Bennington is big on parenting. He pins the blame for his own turbulent adolescence squarely on his own parents, a policeman and a nurse, who divorced when he was 11. "I had a very serious childhood," he says. "And I blame all of it solely on the fact that I didn't have a family. Everybody in my family knows it. It's their fault."
That seems a little harsh. Are you still angry?
"No, I love them all dearly. But you can't leave a kid when he's 11 years old to raise himself while everyone is going through emotional distress."
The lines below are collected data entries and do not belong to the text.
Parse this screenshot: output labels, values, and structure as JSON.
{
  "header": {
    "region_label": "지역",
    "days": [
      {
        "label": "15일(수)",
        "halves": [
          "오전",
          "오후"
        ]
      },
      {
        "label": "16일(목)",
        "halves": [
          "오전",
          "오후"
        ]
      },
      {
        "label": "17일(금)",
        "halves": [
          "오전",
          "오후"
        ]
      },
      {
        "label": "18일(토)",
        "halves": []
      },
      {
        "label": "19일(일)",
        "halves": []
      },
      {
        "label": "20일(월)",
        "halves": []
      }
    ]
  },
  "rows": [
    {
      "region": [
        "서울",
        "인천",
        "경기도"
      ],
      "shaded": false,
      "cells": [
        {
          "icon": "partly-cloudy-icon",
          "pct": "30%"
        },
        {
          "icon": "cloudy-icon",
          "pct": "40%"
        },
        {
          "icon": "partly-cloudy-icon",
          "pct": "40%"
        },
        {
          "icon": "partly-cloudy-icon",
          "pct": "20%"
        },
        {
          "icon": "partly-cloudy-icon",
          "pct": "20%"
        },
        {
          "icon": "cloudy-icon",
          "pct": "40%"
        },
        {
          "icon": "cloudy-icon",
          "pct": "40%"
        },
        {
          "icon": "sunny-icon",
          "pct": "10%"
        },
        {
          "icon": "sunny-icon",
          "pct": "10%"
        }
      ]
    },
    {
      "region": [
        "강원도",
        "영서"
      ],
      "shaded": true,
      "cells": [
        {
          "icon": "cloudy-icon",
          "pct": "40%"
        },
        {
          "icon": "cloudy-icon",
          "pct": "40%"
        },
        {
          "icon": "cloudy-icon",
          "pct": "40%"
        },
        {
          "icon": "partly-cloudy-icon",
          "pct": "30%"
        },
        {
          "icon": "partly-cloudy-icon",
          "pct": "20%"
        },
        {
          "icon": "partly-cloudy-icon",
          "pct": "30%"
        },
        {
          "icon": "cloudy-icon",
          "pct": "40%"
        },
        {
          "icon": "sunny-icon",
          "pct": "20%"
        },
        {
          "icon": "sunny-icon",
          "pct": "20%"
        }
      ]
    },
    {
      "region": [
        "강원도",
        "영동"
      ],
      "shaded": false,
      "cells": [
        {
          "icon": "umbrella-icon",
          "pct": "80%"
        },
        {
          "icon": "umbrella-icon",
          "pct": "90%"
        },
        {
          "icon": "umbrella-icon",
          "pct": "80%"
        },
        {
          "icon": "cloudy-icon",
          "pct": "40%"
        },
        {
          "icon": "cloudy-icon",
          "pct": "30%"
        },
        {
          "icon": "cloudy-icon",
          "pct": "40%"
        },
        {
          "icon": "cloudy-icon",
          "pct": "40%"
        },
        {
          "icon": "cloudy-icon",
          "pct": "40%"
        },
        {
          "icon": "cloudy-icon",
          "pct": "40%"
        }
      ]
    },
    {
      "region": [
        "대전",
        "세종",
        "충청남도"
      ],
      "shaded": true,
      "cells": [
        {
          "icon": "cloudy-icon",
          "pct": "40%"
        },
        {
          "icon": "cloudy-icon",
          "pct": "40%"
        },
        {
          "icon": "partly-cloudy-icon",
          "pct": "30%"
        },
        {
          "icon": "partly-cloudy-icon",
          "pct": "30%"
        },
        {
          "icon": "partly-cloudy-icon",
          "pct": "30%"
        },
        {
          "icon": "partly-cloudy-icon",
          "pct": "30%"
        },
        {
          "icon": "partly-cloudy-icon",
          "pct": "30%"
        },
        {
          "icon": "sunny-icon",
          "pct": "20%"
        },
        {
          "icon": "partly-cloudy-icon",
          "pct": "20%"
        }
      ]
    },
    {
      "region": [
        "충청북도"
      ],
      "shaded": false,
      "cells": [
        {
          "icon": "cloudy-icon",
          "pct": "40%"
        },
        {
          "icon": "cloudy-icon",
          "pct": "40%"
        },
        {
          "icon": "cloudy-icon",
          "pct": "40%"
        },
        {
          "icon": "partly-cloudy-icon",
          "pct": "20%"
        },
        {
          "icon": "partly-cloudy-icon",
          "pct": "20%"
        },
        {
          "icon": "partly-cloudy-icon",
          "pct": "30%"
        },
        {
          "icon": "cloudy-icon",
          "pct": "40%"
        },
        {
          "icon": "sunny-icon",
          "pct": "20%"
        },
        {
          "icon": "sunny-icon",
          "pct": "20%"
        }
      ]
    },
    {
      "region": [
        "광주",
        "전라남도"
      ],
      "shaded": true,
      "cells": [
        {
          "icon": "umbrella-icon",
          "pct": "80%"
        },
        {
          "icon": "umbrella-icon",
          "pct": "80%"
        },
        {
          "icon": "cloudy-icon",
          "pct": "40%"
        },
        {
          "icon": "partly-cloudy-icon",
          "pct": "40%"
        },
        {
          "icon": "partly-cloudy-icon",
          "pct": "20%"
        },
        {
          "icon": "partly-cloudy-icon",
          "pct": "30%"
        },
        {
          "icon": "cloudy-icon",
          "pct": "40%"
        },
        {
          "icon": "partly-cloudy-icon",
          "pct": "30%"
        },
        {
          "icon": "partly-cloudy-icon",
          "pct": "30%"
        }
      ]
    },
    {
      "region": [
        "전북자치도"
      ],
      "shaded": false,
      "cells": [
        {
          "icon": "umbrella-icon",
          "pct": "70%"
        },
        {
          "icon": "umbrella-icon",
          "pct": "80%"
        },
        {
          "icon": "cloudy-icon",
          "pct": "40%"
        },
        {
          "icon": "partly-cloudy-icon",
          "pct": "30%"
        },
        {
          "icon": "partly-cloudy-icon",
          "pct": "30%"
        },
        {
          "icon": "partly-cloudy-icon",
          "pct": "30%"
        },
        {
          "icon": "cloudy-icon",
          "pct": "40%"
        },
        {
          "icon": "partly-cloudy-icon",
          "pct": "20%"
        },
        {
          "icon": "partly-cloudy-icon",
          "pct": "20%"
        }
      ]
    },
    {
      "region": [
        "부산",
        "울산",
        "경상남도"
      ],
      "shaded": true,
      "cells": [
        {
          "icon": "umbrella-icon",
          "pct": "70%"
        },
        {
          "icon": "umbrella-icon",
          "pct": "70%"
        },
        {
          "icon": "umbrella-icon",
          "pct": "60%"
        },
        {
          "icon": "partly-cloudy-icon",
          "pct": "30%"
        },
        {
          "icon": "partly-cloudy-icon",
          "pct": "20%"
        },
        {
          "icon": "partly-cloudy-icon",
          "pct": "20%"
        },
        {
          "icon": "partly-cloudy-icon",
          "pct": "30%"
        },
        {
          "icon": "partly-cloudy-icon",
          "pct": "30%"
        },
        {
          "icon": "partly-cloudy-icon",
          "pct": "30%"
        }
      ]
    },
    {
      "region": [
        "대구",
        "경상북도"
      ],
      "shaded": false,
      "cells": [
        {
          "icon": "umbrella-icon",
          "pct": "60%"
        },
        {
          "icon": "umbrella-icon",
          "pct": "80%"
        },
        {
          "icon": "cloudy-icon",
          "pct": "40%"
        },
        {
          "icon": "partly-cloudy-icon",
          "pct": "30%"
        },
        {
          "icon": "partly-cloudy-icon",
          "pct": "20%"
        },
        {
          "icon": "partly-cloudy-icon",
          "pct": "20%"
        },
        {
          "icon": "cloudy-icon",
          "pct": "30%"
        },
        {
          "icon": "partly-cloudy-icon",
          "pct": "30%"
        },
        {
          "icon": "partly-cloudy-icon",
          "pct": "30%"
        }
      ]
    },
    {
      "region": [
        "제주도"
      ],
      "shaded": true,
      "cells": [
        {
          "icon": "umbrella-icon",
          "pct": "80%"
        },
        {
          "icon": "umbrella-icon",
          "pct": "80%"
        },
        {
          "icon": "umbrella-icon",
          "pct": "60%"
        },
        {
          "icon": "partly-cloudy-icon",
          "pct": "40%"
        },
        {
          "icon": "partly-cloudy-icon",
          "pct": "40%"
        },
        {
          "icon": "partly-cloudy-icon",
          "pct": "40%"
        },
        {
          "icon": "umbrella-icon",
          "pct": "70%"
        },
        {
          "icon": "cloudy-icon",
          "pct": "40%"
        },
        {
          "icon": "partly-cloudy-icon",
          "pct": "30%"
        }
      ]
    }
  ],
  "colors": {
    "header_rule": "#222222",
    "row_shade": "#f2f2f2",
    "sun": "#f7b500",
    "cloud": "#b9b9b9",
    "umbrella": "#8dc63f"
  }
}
Bennington's childhood was indeed "serious". In the past he has revealed that he was sexually abused (not by his parents), an episode he refuses to elaborate on, but one which is not unrelated to his mammoth drug intake at the time.
"I had literally been on heavy narcotics for five years by the time I was 18," he says matter-of-factly. "When I was 17 I probably wasn't a person you'd want to be around. Not that I was a bad person. I just made bad decisions. When it came to, Hey do you wanna go to your grandmother's house and wish her happy birthday or do you wanna go smoke crack? I would go smoke crack." Bennington gave up drugs when he was 18 but, during the Hybrid Theory tour, away from his wife Samantha for the first time in four years, his addictions began to bite again. After shows, while the rest of the band would repair to the tour bus, their singer would head for the studio bus, where "partying" was permitted. So was that "partying" as in having a party, or as in drinking alone?
"It was both. Partying with people after the show and then going off the deep end when I was by myself. Go on the road, fucking shits everywhere. Everybody's partying, everybody's going crazy. Booze, drugs... If you have people who don't know that you have a past and they go, Hey dude, do you want some of this? and you're drunk, the addict in you goes, Let's go! The next thing you know you're sitting up for eight hours by yourself going, What the hell am I doing?" So was it cocaine as well as alcohol? He winces. "There was a lot of battling." Whatever the precise situation, Bennington gave up alcohol before any of his bandmates needed to step in. "When he stopped he seemed like a normal healthy guy and I didn't realise he wasn't healthy before," says Shinoda. "If he had let it go it would have become a huge, huge problem."
With Bennington's drinking out of the way, Linkin Park are now almost eerily invulnerable. Perhaps this is the shape of bands to come: no vices, no rivalries, no eccentricities, just hard work and a will of iron. The world is already theirs.
"The world's a big place and there are different tastes," muses Bennington. "So to connect with people from all different types of backgrounds and cultures and age groups and belief systems, you've created a bridge between those differences." Nonetheless, he seems torn between this cheering vision of all colours and creeds living in rap-metal harmony and the suspicion that maybe Linkin Park are just another attractively packaged, dollar-churning multinational commodity.
"I think our attention spans are like the newer age of kids who need a video and an interview and what's coming up next, all on the same screen," he muses. "We want something that hits you and leaves you wanting more. That's why I think a lot of people get pumped up when they hear our albums. It's not something they have to sit down and invest time in. That's what gives us our drive to work even faster."